Sentinel resolves capabilities by looking at the nearest user-installed package in the call stack. A “service” package that wraps privileged operations acts as a capability broker: only the service needs the grant, not the packages that call into it.
Centralizing privileged operations in a dedicated service package is the recommended pattern when multiple consumer packages need the same privileged operation. Grant only the service the capability, let consumers remain unprivileged, and the service becomes the policy enforcement point — it decides what it exposes, and Sentinel enforces that nothing bypasses it.
How call stack resolution works
When package A calls a method in package B, and package B internally makes a privileged call (for example fs.readFileSync), the call stack looks like this:
fs.readFileSync ← built-in (skipped)
node-red-contrib-file-service/index.js:55 ← nearest userDir frame → checked
node-red-contrib-my-processor/index.js:12 ← outer frame (not checked for this call)

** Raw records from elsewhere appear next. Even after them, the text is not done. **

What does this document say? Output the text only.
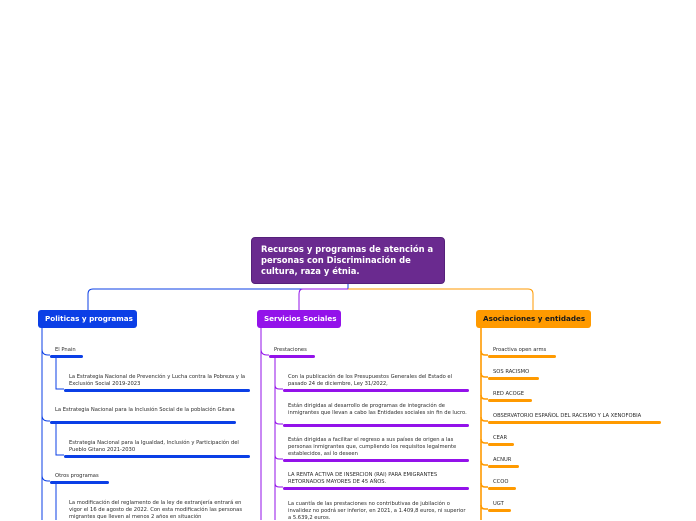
Recursos y programas de atención a personas con Discriminación de cultura, raza y étnia.
Politicas y programas	Servicios Sociales	Asociaciones y entidades
El Pnain
La Estrategia Nacional de Prevención y Lucha contra la Pobreza y la Exclusión Social 2019-2023
La Estrategia Nacional para la Inclusión Social de la población Gitana
Estrategia Nacional para la Igualdad, Inclusión y Participación del Pueblo Gitano 2021-2030
Otros programas
La modificación del reglamento de la ley de extranjería entrará en vigor el 16 de agosto de 2022. Con esta modificación las personas migrantes que lleven al menos 2 años en situación
Prestaciones
Con la publicación de los Presupuestos Generales del Estado el pasado 24 de diciembre, Ley 31/2022,
Están dirigidas al desarrollo de programas de integración de inmigrantes que llevan a cabo las Entidades sociales sin fin de lucro.
Están dirigidas a facilitar el regreso a sus países de origen a las personas inmigrantes que, cumpliendo los requisitos legalmente establecidos, así lo deseen
LA RENTA ACTIVA DE INSERCION (RAI) PARA EMIGRANTES RETORNADOS MAYORES DE 45 AÑOS.
La cuantía de las prestaciones no contributivas de jubilación o invalidez no podrá ser inferior, en 2021, a 1.409,8 euros, ni superior a 5.639,2 euros.
Proactiva open arms
SOS RACISMO
RED ACOGE
OBSERVATORIO ESPAÑOL DEL RACISMO Y LA XENOFOBIA
CEAR
ACNUR
CCOO
UGT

node-red-contrib-file-service first and checks its grants. node-red-contrib-my-processor is not involved in the capability check at all.
The service node pattern
Publish a service package that wraps privileged operations behind a controlled API, grant it the capabilities it needs, and let consumer packages call it freely.

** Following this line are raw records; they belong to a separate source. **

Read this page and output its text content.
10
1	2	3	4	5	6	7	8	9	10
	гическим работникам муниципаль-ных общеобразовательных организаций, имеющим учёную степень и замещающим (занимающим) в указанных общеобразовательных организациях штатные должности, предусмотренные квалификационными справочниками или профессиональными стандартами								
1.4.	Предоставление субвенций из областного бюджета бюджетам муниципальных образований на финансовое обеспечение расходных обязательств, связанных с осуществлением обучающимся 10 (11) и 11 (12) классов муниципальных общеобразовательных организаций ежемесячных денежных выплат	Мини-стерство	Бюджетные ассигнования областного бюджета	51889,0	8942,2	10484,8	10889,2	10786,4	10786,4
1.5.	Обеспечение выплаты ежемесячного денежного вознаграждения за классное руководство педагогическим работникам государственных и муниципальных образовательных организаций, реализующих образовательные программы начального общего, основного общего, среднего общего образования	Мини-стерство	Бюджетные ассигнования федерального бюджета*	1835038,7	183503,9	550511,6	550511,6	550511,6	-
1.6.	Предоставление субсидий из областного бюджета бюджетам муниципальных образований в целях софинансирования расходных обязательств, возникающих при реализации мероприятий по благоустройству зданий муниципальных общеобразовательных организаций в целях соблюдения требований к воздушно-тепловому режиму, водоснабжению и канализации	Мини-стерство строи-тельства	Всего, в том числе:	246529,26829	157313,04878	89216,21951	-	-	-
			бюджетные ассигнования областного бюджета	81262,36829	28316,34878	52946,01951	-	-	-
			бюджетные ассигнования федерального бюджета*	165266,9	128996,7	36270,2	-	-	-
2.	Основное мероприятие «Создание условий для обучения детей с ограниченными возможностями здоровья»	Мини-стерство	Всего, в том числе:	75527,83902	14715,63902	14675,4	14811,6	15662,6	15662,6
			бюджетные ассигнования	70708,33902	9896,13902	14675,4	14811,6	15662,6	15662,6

Create the service package
The service package holds the privileged capability and exposes a controlled API to consumers. Consumers call the API method; the service makes the underlying privileged call.// node-red-contrib-file-service/index.js
// This package holds fs:read — consumers don't need it.
module.exports = function (RED) {
function FileServiceNode(config) {
RED.nodes.createNode(this, config);
// Exposed API — consumers call node.readConfig(), not fs directly.
this.readConfig = function (filePath) {
return require("fs").readFileSync(filePath, "utf8");
};
}
RED.nodes.registerType("file-service", FileServiceNode);
};
Create the consumer package
The consumer obtains a reference to the service node via RED.nodes.getNode() and calls the service’s API. It never calls fs directly.// node-red-contrib-my-processor/index.js
// No fs capability needed — reads files through the service node.
module.exports = function (RED) {
function ProcessorNode(config) {
RED.nodes.createNode(this, config);
var service = RED.nodes.getNode(config.serviceId);
this.on("input", function (msg) {
var data = service.readConfig("/data/config.json"); // service makes the fs call
// ... process data
this.send(msg);
});
}
RED.nodes.registerType("my-processor", ProcessorNode);
};
Grant only the service the privileged capability
Only the service package holds fs:read. The consumer package needs no capability beyond registering its node type.// settings.js
sentinel: {
allow: {
// Only the service needs fs:read — it owns the privileged boundary.
"node-red-contrib-file-service": ["registry:register", "fs:read"],
// The consumer needs no capability beyond registering its node type.
"node-red-contrib-my-processor": ["registry:register"],
},
}
Security benefit
If a consumer package is compromised, it still cannot perform the privileged operation directly. Any attempt by node-red-contrib-my-processor to call require('fs').readFileSync() would be blocked — it does not hold fs:read. The only path to the privileged operation is through the service’s controlled API, which the service author decides to expose.
This limits the blast radius of a compromised consumer: the attacker can invoke whatever the service chooses to expose, but cannot reach the underlying resource directly or perform operations the service API does not offer.